Where in the process to place the 'Cross validation' operator?

tonyboy9
tonyboy9 New Altair Community Member
edited November 2024 in Community Q&A
In the customer segmentation process below, I believe I've answered in the cluster model using k means, which cluster of customers (by ID) to use. This would be the answer to my problem statement. 

I'm confused over where to place 'Cross validation'. The tutorials seem to indicate placing the operator after the 'retrieve' data set. At that point how does RapidMiner  validate a model not yet developed by k means clustering down the line?

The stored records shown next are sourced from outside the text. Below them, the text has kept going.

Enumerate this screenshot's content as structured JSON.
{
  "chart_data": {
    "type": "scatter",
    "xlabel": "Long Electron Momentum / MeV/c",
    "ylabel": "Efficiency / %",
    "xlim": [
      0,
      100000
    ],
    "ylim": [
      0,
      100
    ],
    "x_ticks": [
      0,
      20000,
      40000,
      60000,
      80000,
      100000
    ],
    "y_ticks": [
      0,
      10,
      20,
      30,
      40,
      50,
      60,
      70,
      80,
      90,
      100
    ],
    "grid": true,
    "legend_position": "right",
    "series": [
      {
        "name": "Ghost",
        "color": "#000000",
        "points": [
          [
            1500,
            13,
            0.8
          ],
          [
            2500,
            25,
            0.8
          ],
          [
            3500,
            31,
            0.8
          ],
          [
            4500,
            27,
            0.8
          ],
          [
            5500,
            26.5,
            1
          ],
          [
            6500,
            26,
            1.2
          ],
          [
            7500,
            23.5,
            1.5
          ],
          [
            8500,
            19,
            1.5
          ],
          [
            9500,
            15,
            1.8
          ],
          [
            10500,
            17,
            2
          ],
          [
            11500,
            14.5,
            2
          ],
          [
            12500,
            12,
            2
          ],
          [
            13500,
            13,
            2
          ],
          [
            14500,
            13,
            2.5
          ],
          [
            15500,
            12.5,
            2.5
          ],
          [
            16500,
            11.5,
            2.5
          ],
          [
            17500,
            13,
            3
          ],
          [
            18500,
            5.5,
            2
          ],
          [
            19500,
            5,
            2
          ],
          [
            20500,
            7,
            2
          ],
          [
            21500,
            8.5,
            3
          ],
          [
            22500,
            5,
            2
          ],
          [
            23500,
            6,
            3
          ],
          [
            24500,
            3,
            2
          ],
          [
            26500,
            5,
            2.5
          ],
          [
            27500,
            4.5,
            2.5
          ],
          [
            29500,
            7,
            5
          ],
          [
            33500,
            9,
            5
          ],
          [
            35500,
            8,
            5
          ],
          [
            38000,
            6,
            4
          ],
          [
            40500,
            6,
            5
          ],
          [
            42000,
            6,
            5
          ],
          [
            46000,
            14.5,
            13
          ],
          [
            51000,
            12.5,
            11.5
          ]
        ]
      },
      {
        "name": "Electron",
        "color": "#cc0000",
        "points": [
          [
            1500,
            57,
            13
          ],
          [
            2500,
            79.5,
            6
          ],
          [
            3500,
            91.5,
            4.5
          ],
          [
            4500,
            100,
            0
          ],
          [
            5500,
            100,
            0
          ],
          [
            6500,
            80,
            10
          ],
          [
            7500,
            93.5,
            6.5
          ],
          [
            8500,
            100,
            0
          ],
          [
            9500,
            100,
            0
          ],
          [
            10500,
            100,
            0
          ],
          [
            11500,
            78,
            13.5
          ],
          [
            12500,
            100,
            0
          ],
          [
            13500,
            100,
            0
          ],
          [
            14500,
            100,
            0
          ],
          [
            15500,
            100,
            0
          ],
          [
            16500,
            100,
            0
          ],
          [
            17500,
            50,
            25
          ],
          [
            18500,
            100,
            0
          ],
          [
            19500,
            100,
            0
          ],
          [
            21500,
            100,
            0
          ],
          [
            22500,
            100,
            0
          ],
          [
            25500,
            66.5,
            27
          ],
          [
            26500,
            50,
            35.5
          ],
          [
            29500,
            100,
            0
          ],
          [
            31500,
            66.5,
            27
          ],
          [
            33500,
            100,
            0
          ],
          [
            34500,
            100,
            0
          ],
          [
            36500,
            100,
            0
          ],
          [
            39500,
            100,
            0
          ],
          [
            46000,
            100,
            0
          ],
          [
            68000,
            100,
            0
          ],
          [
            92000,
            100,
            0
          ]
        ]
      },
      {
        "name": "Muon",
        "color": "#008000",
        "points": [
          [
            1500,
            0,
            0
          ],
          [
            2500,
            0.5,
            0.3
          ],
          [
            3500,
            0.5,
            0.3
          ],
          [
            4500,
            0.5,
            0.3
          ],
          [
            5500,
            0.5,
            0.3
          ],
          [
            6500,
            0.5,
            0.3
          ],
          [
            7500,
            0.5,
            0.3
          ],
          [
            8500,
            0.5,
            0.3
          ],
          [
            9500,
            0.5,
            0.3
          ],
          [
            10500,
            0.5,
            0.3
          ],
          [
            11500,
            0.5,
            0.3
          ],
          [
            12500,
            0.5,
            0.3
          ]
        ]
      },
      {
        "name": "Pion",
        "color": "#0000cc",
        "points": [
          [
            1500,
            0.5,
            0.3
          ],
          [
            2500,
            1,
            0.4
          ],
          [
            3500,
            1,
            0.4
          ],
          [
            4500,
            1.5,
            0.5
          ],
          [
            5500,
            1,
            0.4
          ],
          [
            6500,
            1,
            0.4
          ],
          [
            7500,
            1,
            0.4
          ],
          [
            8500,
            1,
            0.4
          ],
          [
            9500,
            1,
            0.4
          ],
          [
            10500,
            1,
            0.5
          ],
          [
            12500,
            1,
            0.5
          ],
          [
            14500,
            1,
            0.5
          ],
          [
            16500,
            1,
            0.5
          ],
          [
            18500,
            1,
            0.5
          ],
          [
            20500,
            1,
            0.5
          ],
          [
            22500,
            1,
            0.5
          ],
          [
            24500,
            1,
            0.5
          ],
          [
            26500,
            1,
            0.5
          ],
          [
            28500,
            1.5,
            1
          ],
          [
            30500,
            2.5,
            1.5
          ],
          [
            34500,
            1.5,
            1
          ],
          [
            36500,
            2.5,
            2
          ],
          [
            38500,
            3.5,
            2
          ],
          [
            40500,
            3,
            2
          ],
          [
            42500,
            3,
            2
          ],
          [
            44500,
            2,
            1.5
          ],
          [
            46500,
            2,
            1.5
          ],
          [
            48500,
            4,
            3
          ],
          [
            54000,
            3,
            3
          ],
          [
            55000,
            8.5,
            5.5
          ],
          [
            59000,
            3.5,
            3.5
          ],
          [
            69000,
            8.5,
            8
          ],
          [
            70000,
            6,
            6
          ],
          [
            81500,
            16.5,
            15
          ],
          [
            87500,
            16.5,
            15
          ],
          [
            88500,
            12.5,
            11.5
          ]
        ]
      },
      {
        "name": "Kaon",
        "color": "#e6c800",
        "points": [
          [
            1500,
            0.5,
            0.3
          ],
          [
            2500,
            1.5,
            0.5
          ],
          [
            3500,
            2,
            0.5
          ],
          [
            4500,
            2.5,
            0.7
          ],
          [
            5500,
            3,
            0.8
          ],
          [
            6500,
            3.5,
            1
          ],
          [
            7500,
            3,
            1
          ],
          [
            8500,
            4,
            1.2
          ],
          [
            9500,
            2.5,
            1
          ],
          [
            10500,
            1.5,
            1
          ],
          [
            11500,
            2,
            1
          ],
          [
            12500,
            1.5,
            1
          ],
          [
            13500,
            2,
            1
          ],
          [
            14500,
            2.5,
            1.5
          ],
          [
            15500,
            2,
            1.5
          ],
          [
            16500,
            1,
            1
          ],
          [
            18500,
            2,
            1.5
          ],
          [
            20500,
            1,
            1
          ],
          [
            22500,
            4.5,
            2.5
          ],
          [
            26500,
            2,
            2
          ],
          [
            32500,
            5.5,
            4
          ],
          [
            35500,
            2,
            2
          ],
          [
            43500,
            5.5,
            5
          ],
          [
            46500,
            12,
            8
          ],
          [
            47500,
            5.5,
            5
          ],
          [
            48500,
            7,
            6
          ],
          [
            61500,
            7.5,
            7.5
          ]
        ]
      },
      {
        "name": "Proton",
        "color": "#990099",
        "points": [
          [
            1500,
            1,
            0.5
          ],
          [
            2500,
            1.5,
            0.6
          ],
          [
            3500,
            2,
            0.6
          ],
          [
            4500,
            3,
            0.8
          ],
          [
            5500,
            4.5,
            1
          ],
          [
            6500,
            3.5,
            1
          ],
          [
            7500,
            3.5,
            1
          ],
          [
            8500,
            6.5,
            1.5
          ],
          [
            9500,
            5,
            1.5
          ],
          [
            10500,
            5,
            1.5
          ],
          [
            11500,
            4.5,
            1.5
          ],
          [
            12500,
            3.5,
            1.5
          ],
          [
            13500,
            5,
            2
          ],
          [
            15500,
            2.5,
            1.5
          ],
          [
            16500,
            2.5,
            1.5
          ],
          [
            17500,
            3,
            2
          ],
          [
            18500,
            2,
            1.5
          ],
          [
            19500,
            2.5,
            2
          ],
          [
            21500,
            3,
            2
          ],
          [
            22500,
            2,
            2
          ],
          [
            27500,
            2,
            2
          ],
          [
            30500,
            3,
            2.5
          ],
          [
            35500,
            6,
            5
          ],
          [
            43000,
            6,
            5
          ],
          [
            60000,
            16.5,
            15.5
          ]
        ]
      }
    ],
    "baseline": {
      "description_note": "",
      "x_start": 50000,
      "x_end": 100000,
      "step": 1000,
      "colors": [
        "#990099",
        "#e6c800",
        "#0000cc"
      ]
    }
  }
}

Any helpful suggestions are greatly appreciated.


Best Answer

Answers

  • Telcontar120
    Telcontar120 New Altair Community Member
    Cross validation is an approach to model validation for supervised machine learning problems when you have a defined target variable (called the label in RapidMiner).  If you look at the tutorial process for that operator, you can see that inside it, you put the training learner on the left part of the process, and the validation on the right side.
    But clustering is an unsupervised machine learning problem, where there is no defined label in advance that you are trying to obtain.  So generally speaking Cross Validation is not applicable when you are doing clustering.

  • tonyboy9
    tonyboy9 New Altair Community Member
    Thanks for that, Brian. You wrote: "But clustering is an unsupervised machine learning problem, where there is no defined label in advance that you are trying to obtain.  So generally speaking Cross Validation is not applicable when you are doing clustering."

    So is there another way to go to validate a clustering model?